A Real-Time Extracellular ATP Assay to Identify Modulators of the Innate Immune Response
Niles, A. L. et al., Promega Corporation
AACR 2020 Abstract #1832
Damage-associated molecular patterns (DAMPs) liberated or exposed by dying cells after chemotherapeutic treatment augment innate immune responses and improve clinical outcomes as a result of the immunogenic cell death (ICD) phenotype. Extracellular ATP (eATP) is a potent DAMP that acts as a chemotactic agent for dendritic cells and as an immunomodulator for fine-tuning the inflammatory response. Current in vitro methods for identifying eATP inducers are procedurally difficult and laborious and are hampered by the instability of eATP in cell culture environments.

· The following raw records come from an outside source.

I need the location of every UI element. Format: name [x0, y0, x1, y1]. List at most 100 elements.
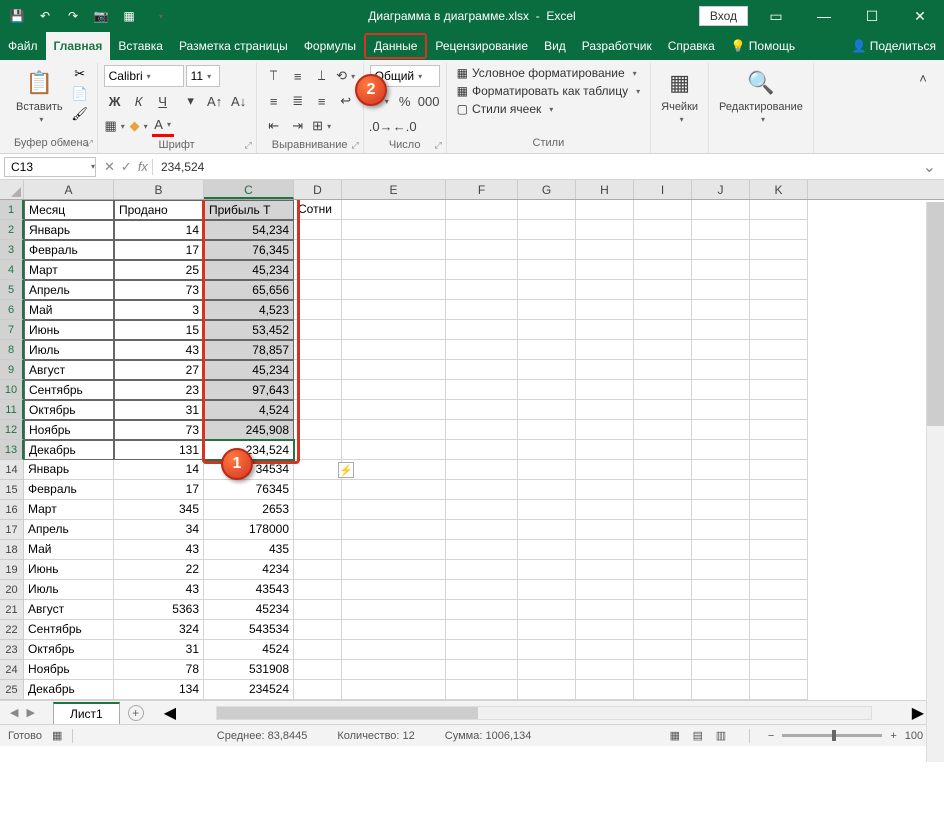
cell[interactable]	[446, 320, 518, 340]
macro-record-icon[interactable]: ▦	[52, 729, 62, 742]
cell[interactable]	[750, 620, 808, 640]
cell[interactable]: 14	[114, 220, 204, 240]
ribbon-options-icon[interactable]: ▭	[756, 0, 796, 32]
cell[interactable]	[692, 580, 750, 600]
cell[interactable]	[518, 660, 576, 680]
cell[interactable]: Ноябрь	[24, 420, 114, 440]
cell[interactable]	[576, 480, 634, 500]
cell[interactable]	[446, 480, 518, 500]
cell[interactable]	[692, 400, 750, 420]
row-header[interactable]: 3	[0, 240, 24, 260]
cell[interactable]	[446, 220, 518, 240]
cell[interactable]	[576, 660, 634, 680]
launcher-icon[interactable]: ⤢	[351, 140, 358, 151]
row-header[interactable]: 19	[0, 560, 24, 580]
cell[interactable]: 73	[114, 420, 204, 440]
cell[interactable]	[342, 260, 446, 280]
cell[interactable]	[294, 620, 342, 640]
cell[interactable]	[294, 220, 342, 240]
row-header[interactable]: 22	[0, 620, 24, 640]
cell[interactable]: 23	[114, 380, 204, 400]
cell[interactable]	[342, 580, 446, 600]
page-layout-icon[interactable]: ▤	[688, 728, 708, 744]
cell[interactable]: 45,234	[204, 360, 294, 380]
cell[interactable]	[294, 640, 342, 660]
editing-button[interactable]: 🔍 Редактирование ▾	[715, 65, 807, 126]
tab-formulas[interactable]: Формулы	[296, 32, 364, 60]
cell[interactable]: Август	[24, 360, 114, 380]
cell[interactable]	[518, 600, 576, 620]
cell[interactable]: Декабрь	[24, 440, 114, 460]
cell[interactable]: Сотни	[294, 200, 342, 220]
cell[interactable]	[446, 600, 518, 620]
align-bottom-icon[interactable]: ⟘	[311, 65, 333, 87]
paste-button[interactable]: 📋 Вставить ▾	[12, 65, 67, 126]
percent-icon[interactable]: %	[394, 90, 416, 112]
cell[interactable]: Ноябрь	[24, 660, 114, 680]
share-button[interactable]: 👤Поделиться	[844, 32, 944, 60]
col-header-D[interactable]: D	[294, 180, 342, 199]
cell[interactable]	[750, 340, 808, 360]
row-header[interactable]: 6	[0, 300, 24, 320]
cell[interactable]	[692, 520, 750, 540]
cell[interactable]	[692, 320, 750, 340]
normal-view-icon[interactable]: ▦	[665, 728, 685, 744]
cell[interactable]	[692, 620, 750, 640]
cell[interactable]: Июнь	[24, 560, 114, 580]
cell[interactable]	[576, 500, 634, 520]
cell[interactable]: 134	[114, 680, 204, 700]
row-header[interactable]: 5	[0, 280, 24, 300]
cell[interactable]	[576, 600, 634, 620]
col-header-B[interactable]: B	[114, 180, 204, 199]
row-header[interactable]: 20	[0, 580, 24, 600]
expand-formula-icon[interactable]: ⌄	[915, 157, 944, 177]
row-header[interactable]: 10	[0, 380, 24, 400]
format-as-table-button[interactable]: ▦Форматировать как таблицу▾	[453, 83, 645, 99]
cell[interactable]	[518, 420, 576, 440]
cell[interactable]	[518, 380, 576, 400]
cell[interactable]	[342, 500, 446, 520]
cell[interactable]: 25	[114, 260, 204, 280]
fill-color-icon[interactable]: ◆▾	[128, 115, 150, 137]
cell[interactable]	[634, 680, 692, 700]
vertical-scrollbar[interactable]	[926, 202, 944, 762]
fx-icon[interactable]: fx	[138, 159, 148, 175]
row-header[interactable]: 4	[0, 260, 24, 280]
cell[interactable]: 5363	[114, 600, 204, 620]
row-header[interactable]: 2	[0, 220, 24, 240]
col-header-F[interactable]: F	[446, 180, 518, 199]
cell[interactable]	[576, 440, 634, 460]
cell[interactable]	[634, 480, 692, 500]
cell[interactable]: Июль	[24, 580, 114, 600]
redo-icon[interactable]: ↷	[64, 7, 82, 25]
cell[interactable]	[576, 220, 634, 240]
cell[interactable]: Февраль	[24, 240, 114, 260]
signin-button[interactable]: Вход	[699, 6, 748, 26]
cell[interactable]	[750, 220, 808, 240]
cell[interactable]: 17	[114, 480, 204, 500]
cell[interactable]: 3	[114, 300, 204, 320]
cell[interactable]	[446, 440, 518, 460]
indent-dec-icon[interactable]: ⇤	[263, 115, 285, 137]
cell[interactable]	[446, 260, 518, 280]
cell[interactable]: 45234	[204, 600, 294, 620]
col-header-C[interactable]: C	[204, 180, 294, 199]
cell[interactable]	[446, 540, 518, 560]
cell[interactable]	[342, 400, 446, 420]
cell[interactable]: Сентябрь	[24, 380, 114, 400]
cell[interactable]	[634, 580, 692, 600]
tab-home[interactable]: Главная	[46, 32, 111, 60]
cell[interactable]	[342, 280, 446, 300]
cell[interactable]	[750, 660, 808, 680]
cell[interactable]: 435	[204, 540, 294, 560]
cell[interactable]	[692, 260, 750, 280]
cell[interactable]	[692, 560, 750, 580]
cell[interactable]: 65,656	[204, 280, 294, 300]
comma-icon[interactable]: 000	[418, 90, 440, 112]
cell[interactable]: 45,234	[204, 260, 294, 280]
cell[interactable]: 17	[114, 240, 204, 260]
qat-dropdown-icon[interactable]: ▾	[152, 7, 170, 25]
cell[interactable]	[446, 660, 518, 680]
cell[interactable]: 43	[114, 580, 204, 600]
col-header-K[interactable]: K	[750, 180, 808, 199]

To overcome these challenges, we have developed an easy-to-use, homogeneous, bioluminescent chemistry that can be introduced with test articles to measure dose-dependent ATP release kinetics and magnitudes of response in real time. We tested the assay using U20S and U937 cells dosed with serial dilutions of doxorubicin, idarubicin, mitoxantrone, and romidepsin. Luminescent data were continuously collected throughout the 24h exposure in 5- or 10- minute increments using a conventional multimode plate reader with CO2-independent medium, or with readers equipped with atmospheric control. When coupled with parallel cell health assays designed to measure either viability or loss of membrane integrity, the data can reveal agents that potentiate ATP release during early or late apoptosis. Our real-time data suggest the potency of eATP release is dependent upon cell model and agent and can be reproducibly and robustly measured in 96 and 384 well environments with kinetic resolution not possible by other methods. This new eATP measurement workflow may help define the capacity of new chemical entities to induce apoptosis and immunogenic cell death.